Taking the actual test is always the most nerve wrecking for me. I’ve been developing for years – I’m an old guy in this field – but I still get sweaty palms when faced with these types of tests. So I had to precondition myself before diving in and taking the test. If you are taking the test, I would suggest you do what I did. Take your time.

So here’s my process for taking the test:

  1. Take your time. Take a few deep breaths before each question.
  2. Read the questions slowly and carefully to make sure you understand exactly what the objective is. Microsoft no longer creates “trick,” questions, but it does sometimes give more detail than needed to discover the answer.
  3. If it’s a multiple choice question, begin with the process of elimination. Be sure you are sure about what answers it is not. That will usually leave you with 2 answers.
  4. If you have any doubts about the answers you’ve selected for the question, mark it for review later. There were at least 2 questions I had marked for review that I was able to change because the answer seemed obvious to me when I reviewed them.

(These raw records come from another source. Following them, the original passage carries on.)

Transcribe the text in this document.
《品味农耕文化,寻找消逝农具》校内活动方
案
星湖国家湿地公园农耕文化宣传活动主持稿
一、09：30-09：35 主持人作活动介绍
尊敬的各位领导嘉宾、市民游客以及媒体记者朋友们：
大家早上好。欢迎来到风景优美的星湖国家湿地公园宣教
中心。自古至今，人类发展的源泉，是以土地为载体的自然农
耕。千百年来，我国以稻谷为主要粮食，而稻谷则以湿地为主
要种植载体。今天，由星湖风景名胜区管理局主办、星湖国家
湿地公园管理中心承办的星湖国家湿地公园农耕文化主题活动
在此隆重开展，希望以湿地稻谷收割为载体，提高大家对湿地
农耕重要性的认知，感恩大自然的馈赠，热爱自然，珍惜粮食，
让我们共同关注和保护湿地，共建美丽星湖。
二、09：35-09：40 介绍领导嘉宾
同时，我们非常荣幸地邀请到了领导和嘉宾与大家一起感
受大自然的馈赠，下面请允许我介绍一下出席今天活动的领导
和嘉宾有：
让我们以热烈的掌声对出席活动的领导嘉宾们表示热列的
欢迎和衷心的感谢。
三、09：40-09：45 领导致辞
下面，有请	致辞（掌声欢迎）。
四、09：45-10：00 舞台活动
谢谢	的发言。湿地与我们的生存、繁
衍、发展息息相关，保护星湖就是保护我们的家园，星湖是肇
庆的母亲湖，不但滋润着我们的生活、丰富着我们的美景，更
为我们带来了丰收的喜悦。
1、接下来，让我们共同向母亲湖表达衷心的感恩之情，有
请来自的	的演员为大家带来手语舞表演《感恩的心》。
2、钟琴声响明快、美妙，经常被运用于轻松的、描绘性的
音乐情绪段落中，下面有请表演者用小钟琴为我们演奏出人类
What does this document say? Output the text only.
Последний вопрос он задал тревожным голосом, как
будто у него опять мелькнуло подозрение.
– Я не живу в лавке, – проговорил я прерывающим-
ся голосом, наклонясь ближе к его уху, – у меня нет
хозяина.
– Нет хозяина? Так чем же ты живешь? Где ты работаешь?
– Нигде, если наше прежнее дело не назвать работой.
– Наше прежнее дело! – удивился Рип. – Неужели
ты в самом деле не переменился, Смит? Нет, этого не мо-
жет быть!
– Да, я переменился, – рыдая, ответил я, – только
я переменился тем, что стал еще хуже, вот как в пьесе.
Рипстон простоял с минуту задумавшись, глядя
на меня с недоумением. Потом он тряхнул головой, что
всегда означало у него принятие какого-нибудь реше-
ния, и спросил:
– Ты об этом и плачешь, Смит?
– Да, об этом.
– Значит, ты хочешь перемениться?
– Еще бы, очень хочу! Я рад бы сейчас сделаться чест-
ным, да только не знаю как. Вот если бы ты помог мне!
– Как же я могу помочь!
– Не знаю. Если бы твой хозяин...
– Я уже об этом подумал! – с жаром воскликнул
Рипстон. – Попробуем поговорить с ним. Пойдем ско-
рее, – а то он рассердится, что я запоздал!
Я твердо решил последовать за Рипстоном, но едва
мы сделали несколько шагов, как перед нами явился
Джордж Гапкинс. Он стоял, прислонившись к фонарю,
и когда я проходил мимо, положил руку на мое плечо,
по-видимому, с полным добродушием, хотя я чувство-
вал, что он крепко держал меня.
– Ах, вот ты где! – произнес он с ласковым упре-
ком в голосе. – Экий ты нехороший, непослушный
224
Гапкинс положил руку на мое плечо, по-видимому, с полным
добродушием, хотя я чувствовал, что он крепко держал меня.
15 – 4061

Lastly, go into the test with the attitude that everything is going to be fine no matter what. If you pass the test, well that’s great! That was the goal. It means you studied enough to know the subject material and were lucky enough to get the right combination of questions to match your knowledge – yes, I do believe luck has a hand in passing the tests. You can help luck by studying and knowing the materials, but sometimes the questions just don’t align well with your knowledge. Which leads me to the second point; don’t beat yourself up if you fail. Failure is an opportunity to learn. Be sure to look over your results and focus on the areas you did poorly in.

I did great on all my service knowledge, but even though I passed the test I know I have a weakness in deploying AI services. I need to brush up on certain technologies around that part of the discipline.

I count this as a fun certification. You get to work with a lot of cool technology and dive a little into the world of Data Science and Machine Learning. I would encourage anyone who is interested in working with AI to attempt this certification. Even if you don’t plan to be a data scientist, you will likely one day need to work with the output of the data science pipeline—an AI. And Microsoft has given the AI Engineer a lot of great tools to work with.

How do I plan to use this new certification? Well, by developing AI solutions of course. Right now I have a prototype QnA bot created that I’m building out. I only have a web connection created for it now, but the plan is to build it out to other channels like Facebook Messenger, Twilio SMS, and even email. I have also found many uses for the Form Recognizer and the possibilities for LUIS are endless.

Yesterday I even spent the afternoon building out a residential property assessment AI in Tensorflow – yes, and I’m not even a data scientist, so it’s not that hard if you have some development experience and you aren’t too scared of math.

AI will be embedded in everything soon. Edge Computing is on the rise. As a developer, you can’t afford to ignore this sector of the development world. And I think the AI-100 is the perfect way to jump in and start learning more about Artificial Intelligence.